Foto: FABLICIO RODRIGUES / ALMT

O presidente da Assembleia Legislativa, deputado Max Russi (PSB), propôs soluções para que não haja mais atrasos na distribuição e aplicação de vacinas contra a Covid-19 em municípios de Mato Grosso. Em requerimento oral apresentado no Parlamento, durante a sessão plenária desta semana, Russi sugeriu ainda que a Comissão de Saúde, Previdência e Assistência Social da Casa de Leis auxilie nos trabalhos de fiscalização e apoio estrutural, para dar mais agilidade às ações de imunização. “Não tem outro caminho a não ser a vacinação”, sustentou. 

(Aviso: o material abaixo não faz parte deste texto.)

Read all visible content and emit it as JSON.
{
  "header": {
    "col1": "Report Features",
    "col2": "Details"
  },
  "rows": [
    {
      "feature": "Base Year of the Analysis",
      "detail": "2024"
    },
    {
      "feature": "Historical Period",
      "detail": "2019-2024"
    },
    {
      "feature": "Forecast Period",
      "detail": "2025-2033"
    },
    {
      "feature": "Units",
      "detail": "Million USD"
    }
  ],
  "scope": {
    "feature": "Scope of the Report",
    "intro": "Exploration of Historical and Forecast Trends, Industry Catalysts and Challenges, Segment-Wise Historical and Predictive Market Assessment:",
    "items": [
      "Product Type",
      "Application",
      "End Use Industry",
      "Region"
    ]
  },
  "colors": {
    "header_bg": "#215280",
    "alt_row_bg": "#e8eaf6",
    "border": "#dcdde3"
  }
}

Max Russi acredita que um trabalho conjunto envolvendo o Ministério Público, nos atos fiscalizatórios, garanta uma apuração mais eficaz dos municípios com baixo índice de vacinação, dando a possibilidade de um auxilio mais abrangente. Seriam informações mais precisas, a partir da comparação do quantitativo das doses distribuídas e das medidas adotadas pelos gestores. 

“Tem município com apenas 20%. Então a Comissão de Saúde poderia entrar para dentro desses municípios, a título de sugestão. Se estão informando mal ou há incapacidade do gestor, nós precisamos melhorar essa informação. O Ministério Público pode também fazer essa acompanhamento”, sugeriu.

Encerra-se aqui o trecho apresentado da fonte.